Investing in the stock market has always been a challenging endeavour. Today’s landscape is no exception. Market trends are not linear, and most participants are momentum players who gamify their experience using apps. This gamification factor creates a fun and relaxed experience, which leads many to become paper millionaires.

However, few will cash out in time because greed knows no limits. Individuals who do not know what they are doing will think they know what they are doing, leading to a world of pain. This phenomenon increases volatility, leading to misconceptions about pullbacks, which should be viewed as non-events.

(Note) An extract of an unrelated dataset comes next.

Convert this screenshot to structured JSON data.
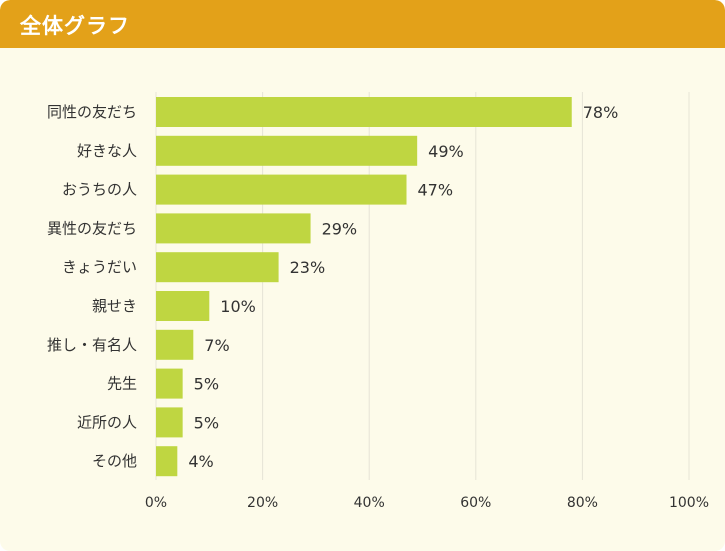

McCormick & Company, Incorporated is a perfect example of how market players want turbocharged results, and when they do not get them, they abandon the company. The stock is a laggard, even though the business is booming. This behaviour shows how hype and chasing stocks lead to unpleasant outcomes. Investing in stocks based on solid fundamentals and avoiding basing purchases on silly experts or hype is essential.

In today’s market, many individuals are in the neutral camp, indicating how out of whack things are in the market today. The only edge that the average player has is mass psychology. Stories will be written about those chasing meme stocks and Reddit groups, but 90% of them will bite the dust in the end. The SEC is not doing much about these Reddit groups because they are inadvertently helping speed up the demise of the hedge fund industry. The financial sector will face a severe backlash eventually, just like every other industry that tries to squeeze its customers.

In this landscape, it is crucial to have astute and disciplined investors who view pullbacks as opportunities and cut stocks from their pending playlists faster due to trend changes. It is essential to understand that volatility is inevitable, but one can achieve spectacular gains by investing in companies with solid fundamentals and avoiding chasing stocks based on hype.